Im Januar 2019 hat die Auftraggeberin ein EU-weites Vergabeverfahren zur Neubeschaffung einer Labordiagnostik im Gesundheitsbereich europaweit bekannt gemacht, danach aber aufgehoben.

Im Dezember 2021 veröffentlichte die Auftraggeberin eine freiwillige Ex-ante-Transparenzbekanntmachung. Darin erläutert sie, dass die Vergabe in einem Verhandlungsverfahren ohne vorherige Bekanntmachung erfolge, da aus technischen Gründen kein Wettbewerb vorhanden sei (§ 14 Abs. 4 Nr. 2 b) VgV). Entgegen der ursprünglichen Pläne, die 2019 zu einer europaweiten Ausschreibung des Auftrags geführt hätten, sei kein Anbau mehr geplant und die Realisierung müsse innerhalb des Bestandbaus ohne bauliche Anpassung stattfinden. Eine Markterkundung hätte ergeben, dass alle Alternativen zu bedeutsamen Folgeinvestitionen insbesondere baulicher Art führen würden. Für diese hätte die Auftraggeberin jedoch keine Finanzmittel zur Verfügung. Damit bliebe nur die Beauftragung der späteren Beigeladenen ohne wettbewerbliches Vergabeverfahren.

Anfang Januar 2022 stellte ein anderes Unternehmen einen Nachprüfungsantrag, da aus seiner Sicht die Voraussetzungen für eine Vergabe ohne Wettbewerb nicht vorlagen. Noch im laufenden Nachprüfungsverfahren schloss die Auftraggeberin den Vertrag mit der späteren Beigeladenen.
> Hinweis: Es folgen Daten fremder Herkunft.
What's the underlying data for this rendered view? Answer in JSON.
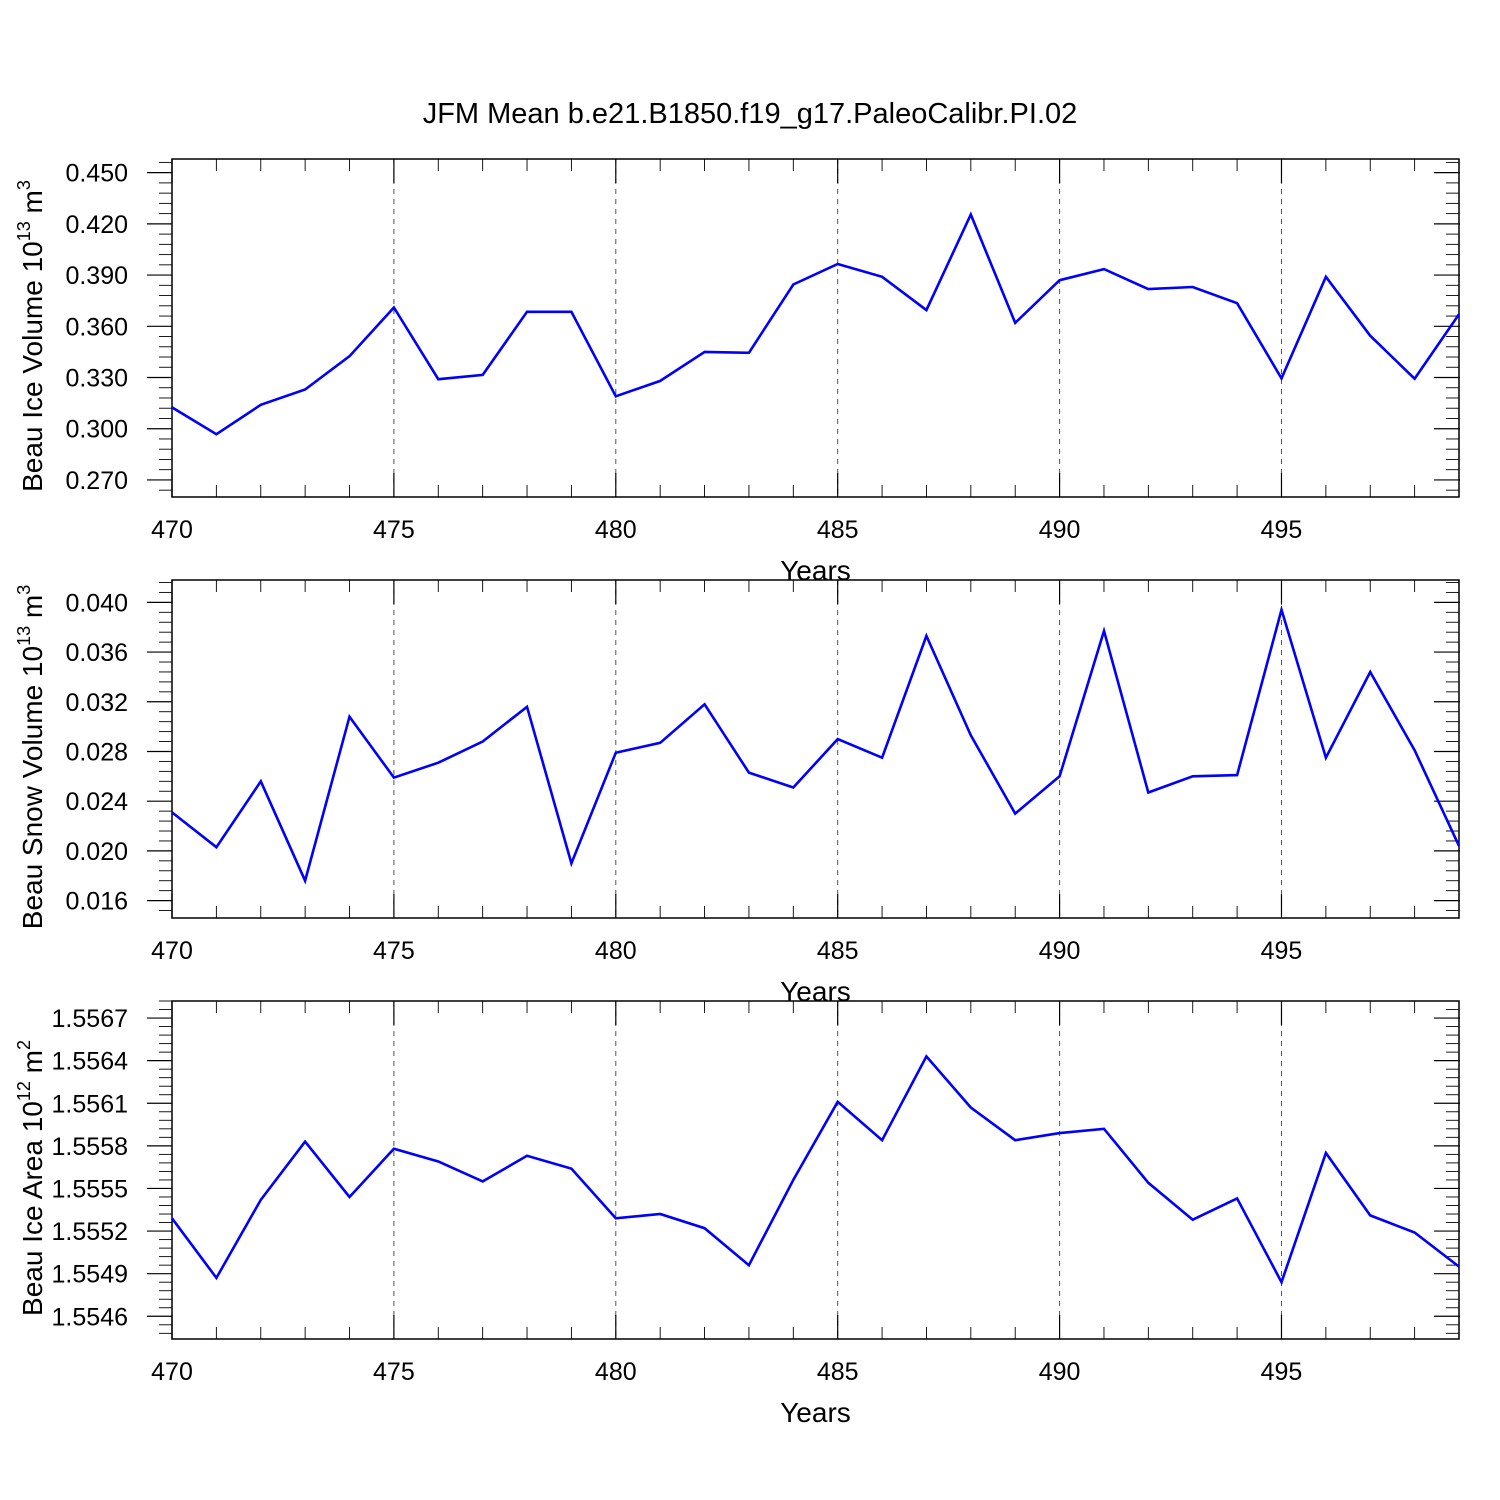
{
  "title": "JFM Mean b.e21.B1850.f19_g17.PaleoCalibr.PI.02",
  "colors": {
    "series": "#0000ff",
    "grid": "#555555",
    "axis": "#000000"
  },
  "chart_data": [
    {
      "type": "line",
      "xlabel": "Years",
      "ylabel": "Beau Ice Volume 10",
      "ylabel_exp": "13",
      "ylabel_unit": " m",
      "ylabel_unit_exp": "3",
      "xlim": [
        470,
        499
      ],
      "ylim": [
        0.26,
        0.458
      ],
      "xticks": [
        470,
        475,
        480,
        485,
        490,
        495
      ],
      "xtick_labels": [
        "470",
        "475",
        "480",
        "485",
        "490",
        "495"
      ],
      "yticks": [
        0.27,
        0.3,
        0.33,
        0.36,
        0.39,
        0.42,
        0.45
      ],
      "ytick_labels": [
        "0.270",
        "0.300",
        "0.330",
        "0.360",
        "0.390",
        "0.420",
        "0.450"
      ],
      "grid": "vertical dashed at major x ticks",
      "x": [
        470,
        471,
        472,
        473,
        474,
        475,
        476,
        477,
        478,
        479,
        480,
        481,
        482,
        483,
        484,
        485,
        486,
        487,
        488,
        489,
        490,
        491,
        492,
        493,
        494,
        495,
        496,
        497,
        498,
        499
      ],
      "y": [
        0.3125,
        0.2968,
        0.314,
        0.323,
        0.3425,
        0.371,
        0.329,
        0.3315,
        0.3685,
        0.3685,
        0.319,
        0.328,
        0.345,
        0.3445,
        0.3845,
        0.3965,
        0.389,
        0.3695,
        0.4255,
        0.362,
        0.387,
        0.3935,
        0.3818,
        0.383,
        0.3735,
        0.3295,
        0.389,
        0.3545,
        0.3293,
        0.367
      ]
    },
    {
      "type": "line",
      "xlabel": "Years",
      "ylabel": "Beau Snow Volume 10",
      "ylabel_exp": "13",
      "ylabel_unit": " m",
      "ylabel_unit_exp": "3",
      "xlim": [
        470,
        499
      ],
      "ylim": [
        0.0146,
        0.0418
      ],
      "xticks": [
        470,
        475,
        480,
        485,
        490,
        495
      ],
      "xtick_labels": [
        "470",
        "475",
        "480",
        "485",
        "490",
        "495"
      ],
      "yticks": [
        0.016,
        0.02,
        0.024,
        0.028,
        0.032,
        0.036,
        0.04
      ],
      "ytick_labels": [
        "0.016",
        "0.020",
        "0.024",
        "0.028",
        "0.032",
        "0.036",
        "0.040"
      ],
      "grid": "vertical dashed at major x ticks",
      "x": [
        470,
        471,
        472,
        473,
        474,
        475,
        476,
        477,
        478,
        479,
        480,
        481,
        482,
        483,
        484,
        485,
        486,
        487,
        488,
        489,
        490,
        491,
        492,
        493,
        494,
        495,
        496,
        497,
        498,
        499
      ],
      "y": [
        0.0231,
        0.0203,
        0.0256,
        0.0176,
        0.0308,
        0.0259,
        0.0271,
        0.0288,
        0.0316,
        0.019,
        0.0279,
        0.0287,
        0.0318,
        0.0263,
        0.0251,
        0.029,
        0.0275,
        0.0373,
        0.0293,
        0.023,
        0.026,
        0.0377,
        0.0247,
        0.026,
        0.0261,
        0.0394,
        0.0275,
        0.0344,
        0.0281,
        0.0204
      ]
    },
    {
      "type": "line",
      "xlabel": "Years",
      "ylabel": "Beau Ice Area 10",
      "ylabel_exp": "12",
      "ylabel_unit": " m",
      "ylabel_unit_exp": "2",
      "xlim": [
        470,
        499
      ],
      "ylim": [
        1.55444,
        1.55682
      ],
      "xticks": [
        470,
        475,
        480,
        485,
        490,
        495
      ],
      "xtick_labels": [
        "470",
        "475",
        "480",
        "485",
        "490",
        "495"
      ],
      "yticks": [
        1.5546,
        1.5549,
        1.5552,
        1.5555,
        1.5558,
        1.5561,
        1.5564,
        1.5567
      ],
      "ytick_labels": [
        "1.5546",
        "1.5549",
        "1.5552",
        "1.5555",
        "1.5558",
        "1.5561",
        "1.5564",
        "1.5567"
      ],
      "grid": "vertical dashed at major x ticks",
      "x": [
        470,
        471,
        472,
        473,
        474,
        475,
        476,
        477,
        478,
        479,
        480,
        481,
        482,
        483,
        484,
        485,
        486,
        487,
        488,
        489,
        490,
        491,
        492,
        493,
        494,
        495,
        496,
        497,
        498,
        499
      ],
      "y": [
        1.55529,
        1.55487,
        1.55542,
        1.55583,
        1.55544,
        1.55578,
        1.55569,
        1.55555,
        1.55573,
        1.55564,
        1.55529,
        1.55532,
        1.55522,
        1.55496,
        1.55556,
        1.55611,
        1.55584,
        1.55643,
        1.55607,
        1.55584,
        1.55589,
        1.55592,
        1.55554,
        1.55528,
        1.55543,
        1.55484,
        1.55575,
        1.55531,
        1.55519,
        1.55495
      ]
    }
  ]
}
Kurz darauf begann diese auftragsgemäß mit dem Austausch des Bestandssystems des vorherigen Laborbetreibers.

Anfang November 2022 entschied die Vergabekammer, dass der Auftrag EU-weit auszuschreiben sei, da kein technisches Alleinstellungmerkmal vorliegt. Außerdem erklärte sie den bereits geschlossenen Vertrag nach § 134 BGB für nichtig.

Davon unbeirrt führen die Auftraggeberin und die Beigeladene trotz des bestandskräftigen Beschlusses der Vergabekammer den für nichtig erklärten Vertrag mit im Wesentlichen unveränderten Konditionen faktisch fort.
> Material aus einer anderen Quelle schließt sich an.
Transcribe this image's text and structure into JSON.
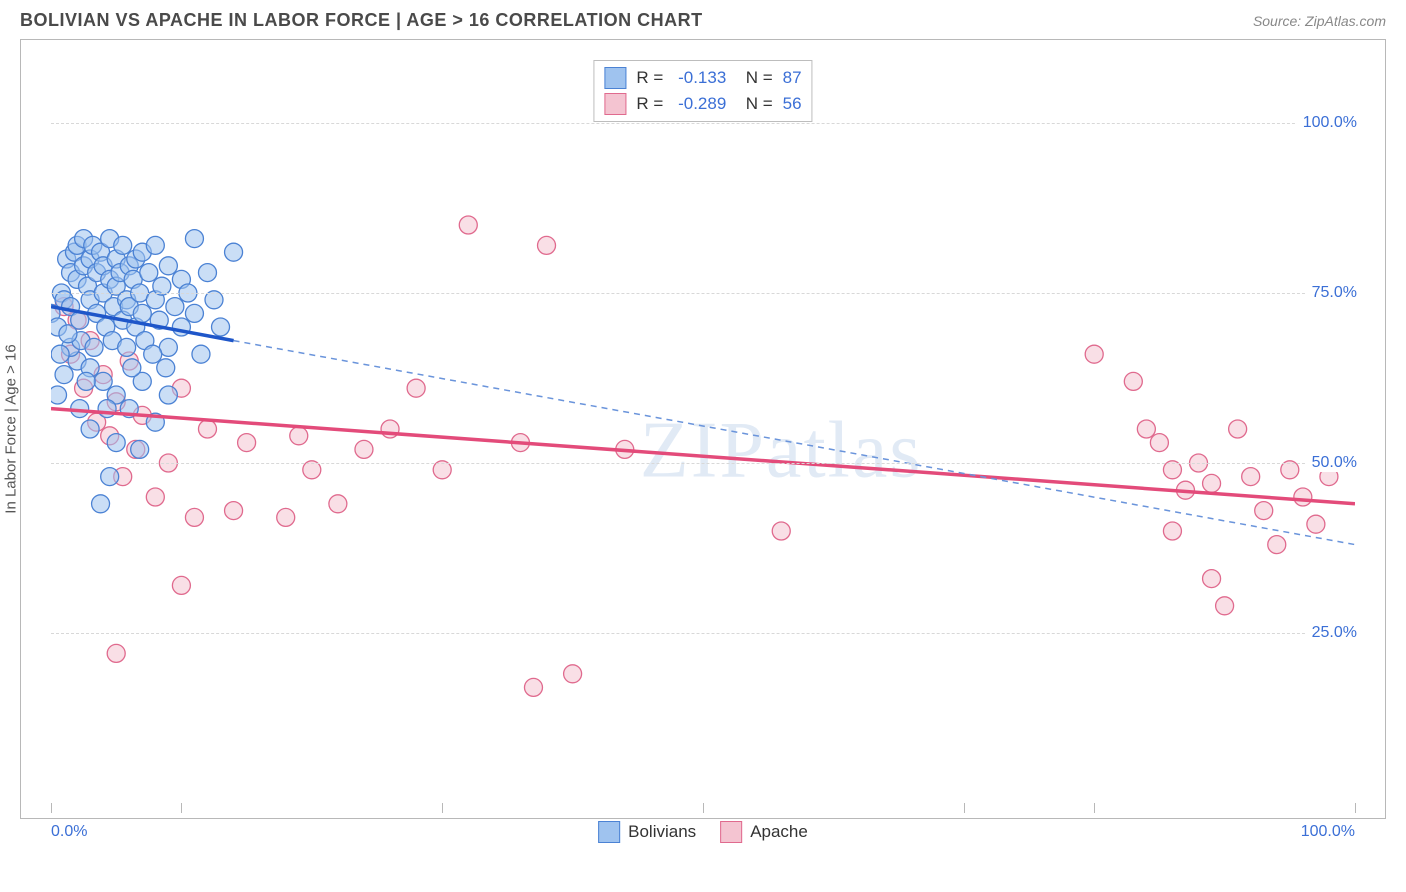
{
  "header": {
    "title": "BOLIVIAN VS APACHE IN LABOR FORCE | AGE > 16 CORRELATION CHART",
    "source": "Source: ZipAtlas.com"
  },
  "chart": {
    "type": "scatter",
    "y_axis_title": "In Labor Force | Age > 16",
    "watermark": "ZIPatlas",
    "background_color": "#ffffff",
    "border_color": "#b8b8b8",
    "grid_color": "#d8d8d8",
    "xlim": [
      0,
      100
    ],
    "ylim": [
      0,
      110
    ],
    "y_ticks": [
      25,
      50,
      75,
      100
    ],
    "y_tick_labels": [
      "25.0%",
      "50.0%",
      "75.0%",
      "100.0%"
    ],
    "x_ticks": [
      0,
      10,
      30,
      50,
      70,
      80,
      100
    ],
    "x_axis_labels": [
      {
        "pos": 0,
        "text": "0.0%"
      },
      {
        "pos": 100,
        "text": "100.0%"
      }
    ],
    "marker_radius": 9,
    "marker_stroke_width": 1.3,
    "series": {
      "bolivians": {
        "label": "Bolivians",
        "fill_color": "#9fc3ef",
        "stroke_color": "#4b82d4",
        "fill_opacity": 0.55,
        "R": "-0.133",
        "N": "87",
        "trend_solid": {
          "x1": 0,
          "y1": 73,
          "x2": 14,
          "y2": 68,
          "color": "#1e56c9",
          "width": 3.5
        },
        "trend_dashed": {
          "x1": 14,
          "y1": 68,
          "x2": 100,
          "y2": 38,
          "color": "#6a94db",
          "width": 1.5,
          "dash": "6,5"
        },
        "points": [
          [
            0,
            72
          ],
          [
            0.5,
            70
          ],
          [
            0.8,
            75
          ],
          [
            1,
            74
          ],
          [
            1.2,
            80
          ],
          [
            1.5,
            78
          ],
          [
            1.5,
            73
          ],
          [
            1.8,
            81
          ],
          [
            2,
            77
          ],
          [
            2,
            82
          ],
          [
            2.2,
            71
          ],
          [
            2.5,
            79
          ],
          [
            2.5,
            83
          ],
          [
            2.8,
            76
          ],
          [
            3,
            80
          ],
          [
            3,
            74
          ],
          [
            3.2,
            82
          ],
          [
            3.5,
            78
          ],
          [
            3.5,
            72
          ],
          [
            3.8,
            81
          ],
          [
            4,
            75
          ],
          [
            4,
            79
          ],
          [
            4.2,
            70
          ],
          [
            4.5,
            77
          ],
          [
            4.5,
            83
          ],
          [
            4.8,
            73
          ],
          [
            5,
            80
          ],
          [
            5,
            76
          ],
          [
            5.3,
            78
          ],
          [
            5.5,
            71
          ],
          [
            5.5,
            82
          ],
          [
            5.8,
            74
          ],
          [
            6,
            79
          ],
          [
            6,
            73
          ],
          [
            6.3,
            77
          ],
          [
            6.5,
            70
          ],
          [
            6.5,
            80
          ],
          [
            6.8,
            75
          ],
          [
            7,
            72
          ],
          [
            7,
            81
          ],
          [
            7.2,
            68
          ],
          [
            7.5,
            78
          ],
          [
            8,
            74
          ],
          [
            8,
            82
          ],
          [
            8.3,
            71
          ],
          [
            8.5,
            76
          ],
          [
            9,
            79
          ],
          [
            9,
            67
          ],
          [
            9.5,
            73
          ],
          [
            10,
            77
          ],
          [
            10,
            70
          ],
          [
            10.5,
            75
          ],
          [
            11,
            72
          ],
          [
            11,
            83
          ],
          [
            11.5,
            66
          ],
          [
            12,
            78
          ],
          [
            12.5,
            74
          ],
          [
            13,
            70
          ],
          [
            14,
            81
          ],
          [
            2,
            65
          ],
          [
            3,
            64
          ],
          [
            4,
            62
          ],
          [
            5,
            60
          ],
          [
            6,
            58
          ],
          [
            7,
            62
          ],
          [
            8,
            56
          ],
          [
            9,
            60
          ],
          [
            3,
            55
          ],
          [
            5,
            53
          ],
          [
            1.5,
            67
          ],
          [
            2.3,
            68
          ],
          [
            3.3,
            67
          ],
          [
            4.7,
            68
          ],
          [
            6.2,
            64
          ],
          [
            7.8,
            66
          ],
          [
            2.7,
            62
          ],
          [
            4.3,
            58
          ],
          [
            1,
            63
          ],
          [
            0.7,
            66
          ],
          [
            1.3,
            69
          ],
          [
            5.8,
            67
          ],
          [
            8.8,
            64
          ],
          [
            3.8,
            44
          ],
          [
            6.8,
            52
          ],
          [
            4.5,
            48
          ],
          [
            2.2,
            58
          ],
          [
            0.5,
            60
          ]
        ]
      },
      "apache": {
        "label": "Apache",
        "fill_color": "#f4c4d1",
        "stroke_color": "#e06a8e",
        "fill_opacity": 0.55,
        "R": "-0.289",
        "N": "56",
        "trend_solid": {
          "x1": 0,
          "y1": 58,
          "x2": 100,
          "y2": 44,
          "color": "#e34b7a",
          "width": 3.5
        },
        "points": [
          [
            1,
            73
          ],
          [
            1.5,
            66
          ],
          [
            2,
            71
          ],
          [
            2.5,
            61
          ],
          [
            3,
            68
          ],
          [
            3.5,
            56
          ],
          [
            4,
            63
          ],
          [
            4.5,
            54
          ],
          [
            5,
            59
          ],
          [
            5.5,
            48
          ],
          [
            6,
            65
          ],
          [
            6.5,
            52
          ],
          [
            7,
            57
          ],
          [
            8,
            45
          ],
          [
            9,
            50
          ],
          [
            10,
            61
          ],
          [
            11,
            42
          ],
          [
            12,
            55
          ],
          [
            14,
            43
          ],
          [
            15,
            53
          ],
          [
            5,
            22
          ],
          [
            10,
            32
          ],
          [
            18,
            42
          ],
          [
            19,
            54
          ],
          [
            20,
            49
          ],
          [
            22,
            44
          ],
          [
            24,
            52
          ],
          [
            26,
            55
          ],
          [
            28,
            61
          ],
          [
            30,
            49
          ],
          [
            32,
            85
          ],
          [
            38,
            82
          ],
          [
            36,
            53
          ],
          [
            37,
            17
          ],
          [
            40,
            19
          ],
          [
            44,
            52
          ],
          [
            56,
            40
          ],
          [
            80,
            66
          ],
          [
            83,
            62
          ],
          [
            84,
            55
          ],
          [
            85,
            53
          ],
          [
            86,
            49
          ],
          [
            87,
            46
          ],
          [
            88,
            50
          ],
          [
            89,
            47
          ],
          [
            90,
            29
          ],
          [
            91,
            55
          ],
          [
            92,
            48
          ],
          [
            93,
            43
          ],
          [
            94,
            38
          ],
          [
            95,
            49
          ],
          [
            96,
            45
          ],
          [
            97,
            41
          ],
          [
            98,
            48
          ],
          [
            89,
            33
          ],
          [
            86,
            40
          ]
        ]
      }
    },
    "legend_bottom": [
      {
        "label": "Bolivians",
        "fill": "#9fc3ef",
        "stroke": "#4b82d4"
      },
      {
        "label": "Apache",
        "fill": "#f4c4d1",
        "stroke": "#e06a8e"
      }
    ]
  }
}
Im Januar 2023 veröffentlichte die Auftraggeberin eine Vorinformation im Amtsblatt der EU zur Durchführung eines Interessenbekundungsverfahrens zur Vergabe des in Rede stehenden Auftrags. Darin wies sie unter anderem darauf hin, dass bauliche Veränderungen aufgrund einer Asbestbelastung nicht möglich und nicht vorgesehen seien.
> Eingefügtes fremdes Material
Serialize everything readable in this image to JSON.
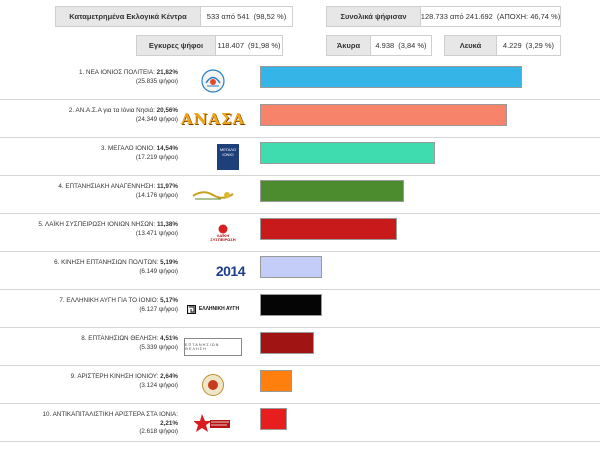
{
  "summary": {
    "centers_label": "Καταμετρημένα Εκλογικά Κέντρα",
    "centers_value": "533 από 541",
    "centers_pct": "(98,52 %)",
    "total_label": "Συνολικά ψήφισαν",
    "total_value": "128.733 από 241.692",
    "total_abstention": "(ΑΠΟΧΗ: 46,74 %)",
    "valid_label": "Εγκυρες ψήφοι",
    "valid_value": "118.407",
    "valid_pct": "(91,98 %)",
    "invalid_label": "Άκυρα",
    "invalid_value": "4.938",
    "invalid_pct": "(3,84 %)",
    "blank_label": "Λευκά",
    "blank_value": "4.229",
    "blank_pct": "(3,29 %)"
  },
  "parties": [
    {
      "name": "1. ΝΕΑ ΙΟΝΙΟΣ ΠΟΛΙΤΕΙΑ:",
      "pct": "21,82%",
      "pct_value": 21.82,
      "votes": "(25.835 ψήφοι)",
      "color": "#35b4e8",
      "logo": "nea-ioniois-politeia-logo"
    },
    {
      "name": "2. ΑΝ.Α.Σ.Α για τα Ιόνια Νησιά:",
      "pct": "20,56%",
      "pct_value": 20.56,
      "votes": "(24.349 ψήφοι)",
      "color": "#f7836a",
      "logo": "anasa-logo",
      "logo_text": "ΑΝΑΣΑ"
    },
    {
      "name": "3. ΜΕΓΑΛΟ ΙΟΝΙΟ:",
      "pct": "14,54%",
      "pct_value": 14.54,
      "votes": "(17.219 ψήφοι)",
      "color": "#3fdcb0",
      "logo": "megalo-ionio-logo",
      "logo_text": "ΜΕΓΑΛΟ ΙΟΝΙΟ"
    },
    {
      "name": "4. ΕΠΤΑΝΗΣΙΑΚΗ ΑΝΑΓΕΝΝΗΣΗ:",
      "pct": "11,97%",
      "pct_value": 11.97,
      "votes": "(14.176 ψήφοι)",
      "color": "#4c8c2f",
      "logo": "eptanisiaki-anagennisi-logo"
    },
    {
      "name": "5. ΛΑΪΚΗ ΣΥΣΠΕΙΡΩΣΗ ΙΟΝΙΩΝ ΝΗΣΩΝ:",
      "pct": "11,38%",
      "pct_value": 11.38,
      "votes": "(13.471 ψήφοι)",
      "color": "#c81a1a",
      "logo": "laiki-syspeirosi-logo",
      "logo_text": "ΛΑΪΚΗ ΣΥΣΠΕΙΡΩΣΗ"
    },
    {
      "name": "6. ΚΙΝΗΣΗ ΕΠΤΑΝΗΣΙΩΝ ΠΟΛΙΤΩΝ:",
      "pct": "5,19%",
      "pct_value": 5.19,
      "votes": "(6.149 ψήφοι)",
      "color": "#c4cdf7",
      "logo": "kinisi-eptanision-politon-logo",
      "logo_text": "2014"
    },
    {
      "name": "7. ΕΛΛΗΝΙΚΗ ΑΥΓΗ ΓΙΑ ΤΟ ΙΟΝΙΟ:",
      "pct": "5,17%",
      "pct_value": 5.17,
      "votes": "(6.127 ψήφοι)",
      "color": "#050505",
      "logo": "elliniki-avgi-logo",
      "logo_text": "ΕΛΛΗΝΙΚΗ ΑΥΓΗ"
    },
    {
      "name": "8. ΕΠΤΑΝΗΣΙΩΝ ΘΕΛΗΣΗ:",
      "pct": "4,51%",
      "pct_value": 4.51,
      "votes": "(5.339 ψήφοι)",
      "color": "#a01414",
      "logo": "eptanision-thelisi-logo",
      "logo_text": "ΕΠΤΑΝΗΣΙΩΝ ΘΕΛΗΣΗ"
    },
    {
      "name": "9. ΑΡΙΣΤΕΡΗ ΚΙΝΗΣΗ ΙΟΝΙΟΥ:",
      "pct": "2,64%",
      "pct_value": 2.64,
      "votes": "(3.124 ψήφοι)",
      "color": "#ff7f0e",
      "logo": "aristeri-kinisi-logo"
    },
    {
      "name": "10. ΑΝΤΙΚΑΠΙΤΑΛΙΣΤΙΚΗ ΑΡΙΣΤΕΡΑ ΣΤΑ ΙΟΝΙΑ:",
      "pct": "2,21%",
      "pct_value": 2.21,
      "votes": "(2.618 ψήφοι)",
      "color": "#e81e1e",
      "logo": "antikapitalistiki-aristera-logo"
    }
  ]
}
Im Februar 2023 veröffentlichte die Antragsgegnerin eine freiwillige Ex-ante-Transparenzbekanntmachung zur Vergabe des laufenden Interimsauftrags. Der Interimsauftrag sollte sich monatlich so lange verlängern, bis der Zuschlag in dem EU-weiten Vergabeverfahren erteilt wird. Wieder wurde darauf verwiesen, dass der Auftrag aufgrund eines technischen Alleinstellungsmerkmals ohne vorherigen Wettbewerb vergeben werden könne. Insbesondere sei es ausschließlich der späteren Beigeladenen möglich, den Interimsauftrag kurzfristig zu erbringen.

Gegen diese Interimsvergabe aufgrund eines angeblichen technischen Alleinstellungsmerkmals ging die Antragstellerin im Wege eines Nachprüfungsverfahrens vor.

II. Die Entscheidung

Die Vergabekammer hält den zulässigen Nachprüfungsantrag für begründet.

Es liegen weder die Voraussetzungen für eine Interimsvergabe im Wege eines Verhandlungsverfahrens ohne Teilnahmewettbewerb aufgrund eines technischen Alleinstellungsmerkmals noch aufgrund besonderer Dringlichkeit vor.

1. Kein technisches Alleinstellungsmerkmal

Nach Ansicht der Vergabekammer liegen die Voraussetzungen für eine erneute Direktvergabe der Interimsleistungen an die Beigeladene aufgrund eines technischen Alleinstellungsmerkmal (§ 14 Abs. 4 Nr. 2 lit. b i.V.m. Abs. 6 VgV) nicht vor.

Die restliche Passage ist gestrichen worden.